He lies on his bed, her letter, twice-read, folded on his chest. Hey, you, with your gas-jet eyes, tell me more about your art.

He likes to think of her as she wrote herself in the letter, her hands blue with dried paint. Her hands blue with dried paint and unbuttoning, unbuttoning. He likes to think of her as an artist. He hasn't seen any of her work, but this is irrelevant. Sitting up, he opens his notebook to a fresh page.

If I could draw, he writes, I would buy a sketchbook and fill it with the remembered contours of your body, the swell of your breasts, the turns of your thighs, in pencil, charcoal, ink, over and over for pages and pages so that anybody finding it would think me a terrible, fixated deviant (and would be right).

He looks at the sentence, too-long and too-lofty, and consigns the page to the wastebasket with a satisfying tear and crumple. Her letter he slips back into its envelope and drops in the open drawer of his nightstand. He's always kept the envelopes.

He thinks of her wearing dark red lipstick and a jaunty hat, dashing between gallery and studio in a hurry. He thinks of her standing flushed and nearly nude before large, half-finished canvasses.
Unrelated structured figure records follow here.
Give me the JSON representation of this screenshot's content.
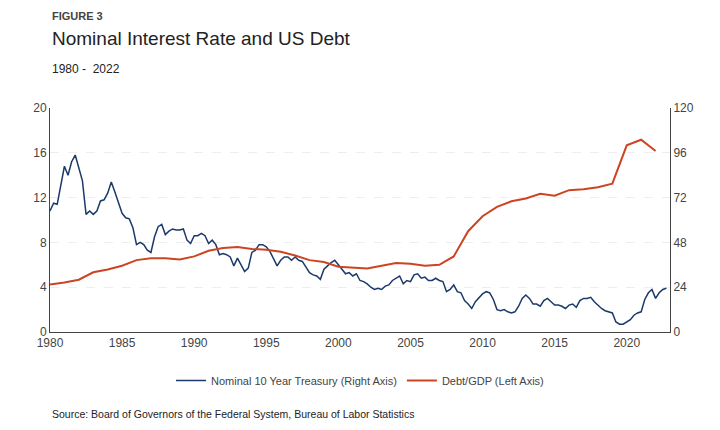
{
  "chart_data": {
    "type": "line",
    "title": "Nominal Interest Rate and US Debt",
    "subtitle": "1980 -  2022",
    "annotations": [
      "FIGURE 3",
      "Source: Board of Governors of the Federal System, Bureau of Labor Statistics"
    ],
    "xlim": [
      1980,
      2023
    ],
    "xticks": [
      1980,
      1985,
      1990,
      1995,
      2000,
      2005,
      2010,
      2015,
      2020
    ],
    "ylim": [
      0,
      20
    ],
    "yticks": [
      0,
      4,
      8,
      12,
      16,
      20
    ],
    "y2lim": [
      0,
      120
    ],
    "y2ticks": [
      0,
      24,
      48,
      72,
      96,
      120
    ],
    "grid": true,
    "legend": "bottom",
    "series": [
      {
        "name": "Nominal 10 Year Treasury (Right Axis)",
        "color": "#1b3a6b",
        "axis": "y",
        "x": [
          1980.0,
          1980.25,
          1980.5,
          1980.75,
          1981.0,
          1981.25,
          1981.5,
          1981.75,
          1982.0,
          1982.25,
          1982.5,
          1982.75,
          1983.0,
          1983.25,
          1983.5,
          1983.75,
          1984.0,
          1984.25,
          1984.5,
          1984.75,
          1985.0,
          1985.25,
          1985.5,
          1985.75,
          1986.0,
          1986.25,
          1986.5,
          1986.75,
          1987.0,
          1987.25,
          1987.5,
          1987.75,
          1988.0,
          1988.25,
          1988.5,
          1988.75,
          1989.0,
          1989.25,
          1989.5,
          1989.75,
          1990.0,
          1990.25,
          1990.5,
          1990.75,
          1991.0,
          1991.25,
          1991.5,
          1991.75,
          1992.0,
          1992.25,
          1992.5,
          1992.75,
          1993.0,
          1993.25,
          1993.5,
          1993.75,
          1994.0,
          1994.25,
          1994.5,
          1994.75,
          1995.0,
          1995.25,
          1995.5,
          1995.75,
          1996.0,
          1996.25,
          1996.5,
          1996.75,
          1997.0,
          1997.25,
          1997.5,
          1997.75,
          1998.0,
          1998.25,
          1998.5,
          1998.75,
          1999.0,
          1999.25,
          1999.5,
          1999.75,
          2000.0,
          2000.25,
          2000.5,
          2000.75,
          2001.0,
          2001.25,
          2001.5,
          2001.75,
          2002.0,
          2002.25,
          2002.5,
          2002.75,
          2003.0,
          2003.25,
          2003.5,
          2003.75,
          2004.0,
          2004.25,
          2004.5,
          2004.75,
          2005.0,
          2005.25,
          2005.5,
          2005.75,
          2006.0,
          2006.25,
          2006.5,
          2006.75,
          2007.0,
          2007.25,
          2007.5,
          2007.75,
          2008.0,
          2008.25,
          2008.5,
          2008.75,
          2009.0,
          2009.25,
          2009.5,
          2009.75,
          2010.0,
          2010.25,
          2010.5,
          2010.75,
          2011.0,
          2011.25,
          2011.5,
          2011.75,
          2012.0,
          2012.25,
          2012.5,
          2012.75,
          2013.0,
          2013.25,
          2013.5,
          2013.75,
          2014.0,
          2014.25,
          2014.5,
          2014.75,
          2015.0,
          2015.25,
          2015.5,
          2015.75,
          2016.0,
          2016.25,
          2016.5,
          2016.75,
          2017.0,
          2017.25,
          2017.5,
          2017.75,
          2018.0,
          2018.25,
          2018.5,
          2018.75,
          2019.0,
          2019.25,
          2019.5,
          2019.75,
          2020.0,
          2020.25,
          2020.5,
          2020.75,
          2021.0,
          2021.25,
          2021.5,
          2021.75,
          2022.0,
          2022.25,
          2022.5,
          2022.75
        ],
        "values": [
          10.8,
          11.5,
          11.4,
          13.2,
          14.8,
          14.0,
          15.2,
          15.8,
          14.6,
          13.5,
          10.5,
          10.8,
          10.5,
          10.8,
          11.7,
          11.8,
          12.4,
          13.4,
          12.5,
          11.6,
          10.6,
          10.2,
          10.1,
          9.3,
          7.8,
          8.0,
          7.8,
          7.3,
          7.1,
          8.5,
          9.4,
          9.6,
          8.7,
          9.0,
          9.2,
          9.1,
          9.1,
          9.2,
          8.2,
          7.9,
          8.6,
          8.6,
          8.8,
          8.6,
          7.9,
          8.2,
          7.8,
          6.9,
          7.0,
          6.9,
          6.7,
          5.9,
          6.6,
          6.0,
          5.4,
          5.7,
          7.1,
          7.3,
          7.8,
          7.8,
          7.6,
          7.2,
          6.5,
          5.9,
          6.4,
          6.7,
          6.7,
          6.4,
          6.7,
          6.4,
          6.3,
          5.8,
          5.3,
          5.1,
          5.0,
          4.7,
          5.6,
          5.9,
          6.2,
          6.4,
          6.0,
          5.7,
          5.2,
          5.3,
          5.0,
          5.2,
          4.6,
          4.5,
          4.3,
          4.0,
          3.8,
          3.9,
          3.8,
          4.1,
          4.2,
          4.6,
          4.8,
          5.0,
          4.3,
          4.6,
          4.5,
          5.1,
          5.2,
          4.8,
          4.9,
          4.6,
          4.6,
          4.8,
          4.6,
          4.5,
          3.6,
          3.8,
          4.2,
          3.6,
          3.5,
          2.8,
          2.5,
          2.1,
          2.7,
          3.1,
          3.4,
          3.6,
          3.5,
          2.9,
          2.0,
          1.9,
          2.0,
          1.8,
          1.7,
          1.8,
          2.3,
          3.0,
          3.3,
          3.0,
          2.5,
          2.5,
          2.3,
          2.8,
          3.0,
          2.7,
          2.4,
          2.4,
          2.3,
          2.1,
          2.4,
          2.5,
          2.2,
          2.8,
          3.0,
          3.0,
          3.1,
          2.7,
          2.4,
          2.1,
          1.9,
          1.8,
          1.7,
          0.9,
          0.7,
          0.7,
          0.9,
          1.1,
          1.5,
          1.7,
          1.8,
          2.9,
          3.5,
          3.8,
          3.0,
          3.5,
          3.8,
          3.9
        ]
      },
      {
        "name": "Debt/GDP (Left Axis)",
        "color": "#cc4422",
        "axis": "y2",
        "x": [
          1980,
          1981,
          1982,
          1983,
          1984,
          1985,
          1986,
          1987,
          1988,
          1989,
          1990,
          1991,
          1992,
          1993,
          1994,
          1995,
          1996,
          1997,
          1998,
          1999,
          2000,
          2001,
          2002,
          2003,
          2004,
          2005,
          2006,
          2007,
          2008,
          2009,
          2010,
          2011,
          2012,
          2013,
          2014,
          2015,
          2016,
          2017,
          2018,
          2019,
          2020,
          2021,
          2022
        ],
        "values": [
          25.5,
          26.5,
          28.0,
          32.0,
          33.5,
          35.5,
          38.5,
          39.5,
          39.5,
          38.8,
          40.5,
          43.5,
          45.0,
          45.5,
          44.5,
          44.0,
          43.0,
          41.0,
          38.5,
          37.5,
          35.0,
          34.5,
          34.0,
          35.5,
          37.0,
          36.5,
          35.5,
          36.0,
          40.5,
          54.0,
          62.0,
          67.0,
          70.0,
          71.5,
          74.0,
          73.0,
          76.0,
          76.5,
          77.5,
          79.5,
          100.0,
          103.0,
          97.0
        ]
      }
    ]
  }
}
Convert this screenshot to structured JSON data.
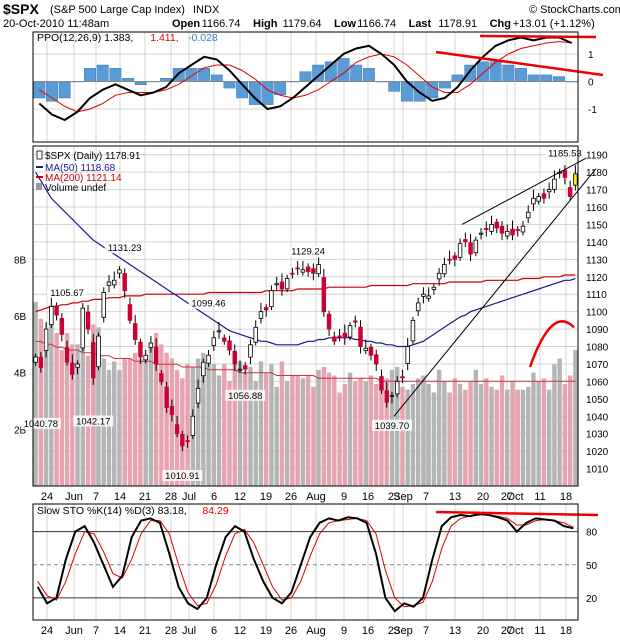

The last time he saw her she wore a pale green sweater and a pair of purple high-tops. She dressed - probably still does - like an explosion at the Baby Gap factory, grabbing clothing at random with little regard for clashing colours. The kind of girl who tries too hard to be eccentric and ends up an eyesore. Maybe she's colourblind, he thinks. Once, she combined four entirely different shades of red in the same outfit - dress, stockings, matronly cardigan, scarf, ranging from crimson to pastel. He remembers that, dancing with her in that embarassing outfit, the way she reminded him of a bleary-eyed kindergartener playing an imp in her school pageant. This is a reality in which he is wholly uninterested.

He closes his eyes and thinks harder about the jaunty hat, the lipstick, the gallery. He clothes her in smart boots and presses her wild hair into smooth curls. He unbuckles his belt and thinks of her hands.

He'll write her back tomorrow, he decides lamely, and ask about her art.